BERLIN-Investment in European real estate should rise another 15% this year after it soared 35% in 2010 to reach $132 billion, according to realtor CB Richard Ellis. In a new report it predicts that Germany, Nordics and central and eastern Europe will be of particular interest - and pinpoints Greece, Spain and Portugal as countries where stretched government finances will significantly impair interest.
“Sovereign debt risks, volatile bond markets and fiscal austerity will be potent influences on Europe’s economic weather in 2011, with clear potential for squalls and storms to affect the progress of recovery,” said Peter Damesick, a chief economist for CBRE. European retail is identified as an attractive sector, as investors search for prime stock in core European countries. This trend has been prominent over the past two years and looks set to continue at the expense of office. Large regional shopping centres will be a major focus.

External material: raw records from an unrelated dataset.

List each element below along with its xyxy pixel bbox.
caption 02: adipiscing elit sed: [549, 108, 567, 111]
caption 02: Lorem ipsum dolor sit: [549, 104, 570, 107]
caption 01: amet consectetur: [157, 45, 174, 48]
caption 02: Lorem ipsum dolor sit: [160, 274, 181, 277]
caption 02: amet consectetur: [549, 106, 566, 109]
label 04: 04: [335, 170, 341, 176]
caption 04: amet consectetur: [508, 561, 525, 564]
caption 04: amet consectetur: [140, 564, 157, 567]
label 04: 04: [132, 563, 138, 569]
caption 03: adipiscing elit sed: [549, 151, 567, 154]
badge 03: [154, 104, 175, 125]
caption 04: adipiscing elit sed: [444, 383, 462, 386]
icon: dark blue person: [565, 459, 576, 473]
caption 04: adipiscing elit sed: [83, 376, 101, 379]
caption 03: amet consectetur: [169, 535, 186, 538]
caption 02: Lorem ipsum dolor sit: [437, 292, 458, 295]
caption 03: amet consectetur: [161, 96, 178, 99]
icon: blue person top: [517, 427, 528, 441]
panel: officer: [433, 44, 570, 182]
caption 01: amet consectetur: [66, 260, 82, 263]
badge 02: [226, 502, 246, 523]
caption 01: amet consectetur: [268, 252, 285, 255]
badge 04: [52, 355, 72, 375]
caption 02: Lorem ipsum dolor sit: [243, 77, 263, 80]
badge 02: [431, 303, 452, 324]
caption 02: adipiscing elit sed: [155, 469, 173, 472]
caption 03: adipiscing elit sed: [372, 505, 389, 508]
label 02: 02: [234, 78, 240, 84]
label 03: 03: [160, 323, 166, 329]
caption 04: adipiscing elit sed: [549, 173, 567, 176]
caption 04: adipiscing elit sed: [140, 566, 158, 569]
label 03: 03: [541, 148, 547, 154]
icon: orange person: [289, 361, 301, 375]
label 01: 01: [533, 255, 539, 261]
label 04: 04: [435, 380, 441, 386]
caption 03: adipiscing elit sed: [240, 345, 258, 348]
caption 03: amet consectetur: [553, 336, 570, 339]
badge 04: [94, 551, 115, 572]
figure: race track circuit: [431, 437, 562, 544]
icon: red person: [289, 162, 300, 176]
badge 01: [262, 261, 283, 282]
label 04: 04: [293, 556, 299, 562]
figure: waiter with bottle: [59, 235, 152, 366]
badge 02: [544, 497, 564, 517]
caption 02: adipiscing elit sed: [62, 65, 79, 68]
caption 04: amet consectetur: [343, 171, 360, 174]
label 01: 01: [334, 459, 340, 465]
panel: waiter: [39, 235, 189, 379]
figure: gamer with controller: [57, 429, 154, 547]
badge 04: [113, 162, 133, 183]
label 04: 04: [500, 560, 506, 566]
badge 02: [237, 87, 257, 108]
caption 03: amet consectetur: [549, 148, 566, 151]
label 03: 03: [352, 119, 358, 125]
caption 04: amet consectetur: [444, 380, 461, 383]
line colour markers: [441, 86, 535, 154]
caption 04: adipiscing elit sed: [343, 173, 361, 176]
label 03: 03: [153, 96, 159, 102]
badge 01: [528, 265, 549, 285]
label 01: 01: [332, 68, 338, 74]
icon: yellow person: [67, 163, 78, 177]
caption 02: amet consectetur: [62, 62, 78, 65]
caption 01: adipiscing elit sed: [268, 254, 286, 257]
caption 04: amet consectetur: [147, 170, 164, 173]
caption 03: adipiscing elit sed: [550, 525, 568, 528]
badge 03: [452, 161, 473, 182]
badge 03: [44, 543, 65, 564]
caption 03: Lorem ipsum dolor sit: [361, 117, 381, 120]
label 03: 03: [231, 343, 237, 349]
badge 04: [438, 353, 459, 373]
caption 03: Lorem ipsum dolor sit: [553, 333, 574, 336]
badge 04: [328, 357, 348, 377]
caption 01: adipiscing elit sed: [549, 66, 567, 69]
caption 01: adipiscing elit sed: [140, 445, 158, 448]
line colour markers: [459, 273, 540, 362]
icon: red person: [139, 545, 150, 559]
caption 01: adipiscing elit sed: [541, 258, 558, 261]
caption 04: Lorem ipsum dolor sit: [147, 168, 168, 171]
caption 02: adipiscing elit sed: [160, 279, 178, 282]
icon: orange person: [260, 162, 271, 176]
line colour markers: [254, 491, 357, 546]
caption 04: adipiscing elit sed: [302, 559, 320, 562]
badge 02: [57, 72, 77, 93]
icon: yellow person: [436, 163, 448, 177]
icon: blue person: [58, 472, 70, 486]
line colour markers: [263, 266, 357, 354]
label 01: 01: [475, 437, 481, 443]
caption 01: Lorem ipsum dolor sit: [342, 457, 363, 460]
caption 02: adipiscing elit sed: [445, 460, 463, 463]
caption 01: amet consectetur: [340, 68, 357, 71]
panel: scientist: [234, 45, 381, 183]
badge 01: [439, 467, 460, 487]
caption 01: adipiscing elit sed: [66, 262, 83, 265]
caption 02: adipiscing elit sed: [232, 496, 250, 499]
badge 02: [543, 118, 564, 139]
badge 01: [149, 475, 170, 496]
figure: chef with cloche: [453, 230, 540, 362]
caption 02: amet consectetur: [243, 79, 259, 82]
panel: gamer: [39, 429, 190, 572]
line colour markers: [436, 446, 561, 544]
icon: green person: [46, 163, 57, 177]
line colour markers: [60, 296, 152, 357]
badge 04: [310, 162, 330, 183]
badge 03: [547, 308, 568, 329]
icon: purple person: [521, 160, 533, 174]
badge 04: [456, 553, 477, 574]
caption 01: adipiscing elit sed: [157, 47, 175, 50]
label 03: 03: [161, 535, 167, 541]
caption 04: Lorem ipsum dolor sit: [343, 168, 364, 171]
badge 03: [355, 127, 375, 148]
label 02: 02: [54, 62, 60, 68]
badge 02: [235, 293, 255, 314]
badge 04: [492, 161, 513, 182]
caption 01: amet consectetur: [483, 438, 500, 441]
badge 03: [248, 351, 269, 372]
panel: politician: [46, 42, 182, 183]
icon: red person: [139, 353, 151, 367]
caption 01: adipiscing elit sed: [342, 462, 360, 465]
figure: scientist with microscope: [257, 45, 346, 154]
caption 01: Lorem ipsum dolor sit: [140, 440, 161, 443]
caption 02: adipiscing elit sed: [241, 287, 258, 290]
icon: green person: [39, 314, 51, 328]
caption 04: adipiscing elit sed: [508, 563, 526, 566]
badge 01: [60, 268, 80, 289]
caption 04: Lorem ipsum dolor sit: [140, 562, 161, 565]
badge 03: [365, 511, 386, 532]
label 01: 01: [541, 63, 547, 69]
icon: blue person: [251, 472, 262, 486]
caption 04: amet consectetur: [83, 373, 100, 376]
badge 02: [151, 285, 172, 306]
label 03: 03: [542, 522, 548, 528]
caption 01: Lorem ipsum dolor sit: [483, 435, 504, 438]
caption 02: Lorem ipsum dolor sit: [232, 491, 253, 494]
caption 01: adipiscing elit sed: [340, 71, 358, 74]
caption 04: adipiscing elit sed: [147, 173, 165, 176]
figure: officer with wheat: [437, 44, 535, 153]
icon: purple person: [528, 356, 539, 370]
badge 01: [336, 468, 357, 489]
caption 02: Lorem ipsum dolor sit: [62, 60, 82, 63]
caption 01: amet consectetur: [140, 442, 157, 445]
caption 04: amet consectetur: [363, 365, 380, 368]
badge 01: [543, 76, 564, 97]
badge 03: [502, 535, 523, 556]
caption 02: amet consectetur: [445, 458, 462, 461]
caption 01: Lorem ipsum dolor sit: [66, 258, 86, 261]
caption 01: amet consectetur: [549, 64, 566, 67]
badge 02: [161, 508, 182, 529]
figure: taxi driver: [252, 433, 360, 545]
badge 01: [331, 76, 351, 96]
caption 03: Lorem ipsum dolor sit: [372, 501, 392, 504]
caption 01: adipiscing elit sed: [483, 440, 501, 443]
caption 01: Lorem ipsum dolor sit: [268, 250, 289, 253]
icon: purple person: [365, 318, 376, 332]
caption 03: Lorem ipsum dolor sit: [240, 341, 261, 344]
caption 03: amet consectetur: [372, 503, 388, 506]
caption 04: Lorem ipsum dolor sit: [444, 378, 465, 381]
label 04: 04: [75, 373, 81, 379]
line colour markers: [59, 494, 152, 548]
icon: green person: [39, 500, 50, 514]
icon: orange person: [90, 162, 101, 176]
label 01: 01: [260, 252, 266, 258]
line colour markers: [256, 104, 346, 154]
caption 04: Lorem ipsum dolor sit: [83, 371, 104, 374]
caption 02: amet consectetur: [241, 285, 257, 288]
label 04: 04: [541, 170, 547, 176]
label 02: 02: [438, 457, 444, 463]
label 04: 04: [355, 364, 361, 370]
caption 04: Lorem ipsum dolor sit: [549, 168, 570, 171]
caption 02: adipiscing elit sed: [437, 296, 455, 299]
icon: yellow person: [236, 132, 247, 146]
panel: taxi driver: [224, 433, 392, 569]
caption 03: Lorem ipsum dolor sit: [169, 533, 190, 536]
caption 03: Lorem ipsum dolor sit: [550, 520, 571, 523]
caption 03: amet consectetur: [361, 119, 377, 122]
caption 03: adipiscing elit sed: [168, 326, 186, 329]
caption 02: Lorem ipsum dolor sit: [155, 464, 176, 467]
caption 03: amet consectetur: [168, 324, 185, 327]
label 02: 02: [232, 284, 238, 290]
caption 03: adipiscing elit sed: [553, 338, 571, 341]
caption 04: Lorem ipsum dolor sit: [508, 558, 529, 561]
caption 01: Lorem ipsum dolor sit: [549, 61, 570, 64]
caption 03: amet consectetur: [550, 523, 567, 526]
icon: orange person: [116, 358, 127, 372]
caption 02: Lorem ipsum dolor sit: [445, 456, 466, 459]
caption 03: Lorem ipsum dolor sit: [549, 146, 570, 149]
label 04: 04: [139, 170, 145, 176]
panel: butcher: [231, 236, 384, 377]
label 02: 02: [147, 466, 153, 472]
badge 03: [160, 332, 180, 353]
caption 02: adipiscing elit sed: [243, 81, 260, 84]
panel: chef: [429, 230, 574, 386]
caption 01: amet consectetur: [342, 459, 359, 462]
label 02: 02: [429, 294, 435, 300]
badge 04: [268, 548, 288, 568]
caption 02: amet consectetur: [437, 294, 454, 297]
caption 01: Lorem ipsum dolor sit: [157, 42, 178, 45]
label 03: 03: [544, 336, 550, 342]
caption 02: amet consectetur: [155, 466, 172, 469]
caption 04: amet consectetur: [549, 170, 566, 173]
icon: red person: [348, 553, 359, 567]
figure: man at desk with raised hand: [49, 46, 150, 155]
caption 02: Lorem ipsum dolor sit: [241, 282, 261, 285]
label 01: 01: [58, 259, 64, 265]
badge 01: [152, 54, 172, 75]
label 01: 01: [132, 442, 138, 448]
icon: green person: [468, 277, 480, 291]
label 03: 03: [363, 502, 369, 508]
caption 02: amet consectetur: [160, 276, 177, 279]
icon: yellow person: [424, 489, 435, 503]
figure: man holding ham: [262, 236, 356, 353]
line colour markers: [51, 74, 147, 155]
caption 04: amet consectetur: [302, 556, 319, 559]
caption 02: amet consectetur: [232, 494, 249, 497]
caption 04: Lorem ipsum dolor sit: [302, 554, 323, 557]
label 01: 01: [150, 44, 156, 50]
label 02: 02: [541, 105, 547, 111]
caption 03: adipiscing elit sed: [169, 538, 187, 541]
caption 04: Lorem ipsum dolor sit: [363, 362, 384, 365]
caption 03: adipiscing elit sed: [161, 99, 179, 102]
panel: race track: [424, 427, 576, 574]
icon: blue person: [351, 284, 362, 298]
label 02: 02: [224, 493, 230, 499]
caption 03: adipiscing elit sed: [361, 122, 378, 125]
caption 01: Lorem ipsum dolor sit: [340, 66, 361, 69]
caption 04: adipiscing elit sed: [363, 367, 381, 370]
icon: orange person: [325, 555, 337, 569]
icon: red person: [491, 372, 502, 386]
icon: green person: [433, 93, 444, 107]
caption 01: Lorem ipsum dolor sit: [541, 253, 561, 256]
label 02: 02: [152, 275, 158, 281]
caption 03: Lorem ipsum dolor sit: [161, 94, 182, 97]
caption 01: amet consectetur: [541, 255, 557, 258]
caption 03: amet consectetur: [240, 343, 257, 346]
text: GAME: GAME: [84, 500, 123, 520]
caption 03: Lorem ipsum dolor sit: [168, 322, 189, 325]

Purchasing in the past 12 months has been powered by domestic investors. However, cross-border investment will rise in 2011, with sovereign wealth and state pension funds likely replacing US opportunity fund demand. Michael Haddock, CBRE Director of EMEA Research, commented: “There is no shortage of capital targeting the European real estate market but it remains predominantly risk-averse and strongly focused on security of income. Moreover, there is no obvious catalyst for a recovery in the secondary market. The focus of activity in 2011 will be firmly on the prime end.”
Allan Saunderson is a managing editor of Property Investor Europe and a contributor to GlobeSt.com.